In 2002 the National Census and the Quarterly National Household Survey (QNHS) made
additions to include questions about disability. The Census found “that 8.3% of
all [Irish] persons are classified as having a disability”. The QNHS in the same
year found that “about 10% of persons aged 15 to 64 indicated that they had a longstanding
health problem or disability and that about 40% of these were in employment”.
Adhering to website accessibility guidelines makes your content available
and usable to all these users. These guidelines describe best practices for when
you are creating your web design and how you write the code which makes your website.
The annual expenditure of people with disabilities is enormous so it would therefore
be incredibly foolish business practice to exclude them. The common analogy is a
shop where a person comes to the counter with some goods they wish to purchase.
They have the money to pay but due to their disability they are unable to hand it
to you so you must step around the counter to take the money from them. Refusing
to make this small effort is the real world equivalent of not making your website
Search Engine Benefits:
Search engines visiting your site ignore all layout, graphical and visual elements.
All the search engine is concerned with is content and how to navigate through it.
In this sense a search engine is very much like a blind user using a screen reader.
So making your site accessible instantly makes it friendlier to search engines and
will positively affect your ranking.
What are the Accessibility Issues?
People with accessibility concerns can be broken down into three broad sections:
People with physical disabilities, hardware issues and educational issues.
A large percentage of the population are affected by some form of reduced vision
ranging from simple long / short-sightedness to complete blindness. Making your
website accessible to these users need not be a difficult or expensive exercise.
For example, guideline 1.2 states: “Ensure that information does not rely on colour
perception”. A common violation of this guideline is when websites highlight new
content in a different colour. Users who suffer from colour blindness or who are
using screen readers will not be aware of the distinction. Simply adding the word
"new" to the content title would make you compliant!
Today, people are accessing the Internet via myriad new devices - the mobile internet
audience is the fastest growing internet audience.
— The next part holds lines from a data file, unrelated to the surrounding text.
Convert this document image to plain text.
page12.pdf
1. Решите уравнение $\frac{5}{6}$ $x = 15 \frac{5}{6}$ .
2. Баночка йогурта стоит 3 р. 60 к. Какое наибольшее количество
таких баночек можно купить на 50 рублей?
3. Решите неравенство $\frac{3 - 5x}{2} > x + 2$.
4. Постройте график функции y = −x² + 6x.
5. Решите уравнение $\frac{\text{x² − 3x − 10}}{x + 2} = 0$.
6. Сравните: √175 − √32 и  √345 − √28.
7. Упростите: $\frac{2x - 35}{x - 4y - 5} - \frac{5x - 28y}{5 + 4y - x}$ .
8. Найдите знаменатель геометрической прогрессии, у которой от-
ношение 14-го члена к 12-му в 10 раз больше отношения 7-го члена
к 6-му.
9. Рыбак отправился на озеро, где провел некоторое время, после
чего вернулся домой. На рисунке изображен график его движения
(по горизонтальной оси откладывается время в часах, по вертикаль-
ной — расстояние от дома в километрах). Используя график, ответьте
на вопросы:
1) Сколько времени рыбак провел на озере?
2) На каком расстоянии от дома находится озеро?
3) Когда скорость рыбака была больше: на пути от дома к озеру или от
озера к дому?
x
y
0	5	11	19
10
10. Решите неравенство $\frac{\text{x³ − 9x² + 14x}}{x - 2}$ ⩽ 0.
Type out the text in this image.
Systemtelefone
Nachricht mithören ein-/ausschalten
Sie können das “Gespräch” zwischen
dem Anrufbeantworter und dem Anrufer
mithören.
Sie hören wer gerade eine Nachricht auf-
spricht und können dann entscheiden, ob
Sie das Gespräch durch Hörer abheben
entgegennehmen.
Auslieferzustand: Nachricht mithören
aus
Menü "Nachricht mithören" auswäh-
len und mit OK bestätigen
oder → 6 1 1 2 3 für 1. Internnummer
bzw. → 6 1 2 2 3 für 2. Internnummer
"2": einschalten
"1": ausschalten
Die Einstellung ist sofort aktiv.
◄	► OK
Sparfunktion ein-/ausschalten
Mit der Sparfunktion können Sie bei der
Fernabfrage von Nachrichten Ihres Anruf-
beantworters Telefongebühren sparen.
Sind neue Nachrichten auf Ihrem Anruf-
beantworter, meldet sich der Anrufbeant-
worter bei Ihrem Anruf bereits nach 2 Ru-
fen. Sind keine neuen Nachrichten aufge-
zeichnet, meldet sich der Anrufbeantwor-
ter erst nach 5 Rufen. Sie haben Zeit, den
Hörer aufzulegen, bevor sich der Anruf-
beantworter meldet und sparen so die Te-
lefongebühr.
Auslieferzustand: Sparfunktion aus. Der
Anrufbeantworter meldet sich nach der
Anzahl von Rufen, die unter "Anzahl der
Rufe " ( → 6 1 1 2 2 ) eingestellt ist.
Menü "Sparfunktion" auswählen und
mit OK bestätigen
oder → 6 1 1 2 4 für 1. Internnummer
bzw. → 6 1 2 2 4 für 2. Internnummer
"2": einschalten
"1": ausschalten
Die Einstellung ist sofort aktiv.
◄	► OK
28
Many of the features of the Internet
are not available or feasible on these devices and so your website should adapt
to give the the optimum user experience regardless of the device. Similarly, users
viewing a website should enjoy the same experience regardless of what browser they
are using. Finally, users have the ability to change the screen resolution on their
computer. The website should display correctly regardless of whether the user has
800x600 or 1920x1200.
Knowledge and Ability:
Many people these days use the Internet on a daily basis. However, people less familiar
to the Internet may not be aware of how some of the most basic things work. For
example, one of the most common searches on Google is actual URL's as users believe
this is how you access a website. A clear, intuitive layout along with makes the
browsing experience a simple, natural process.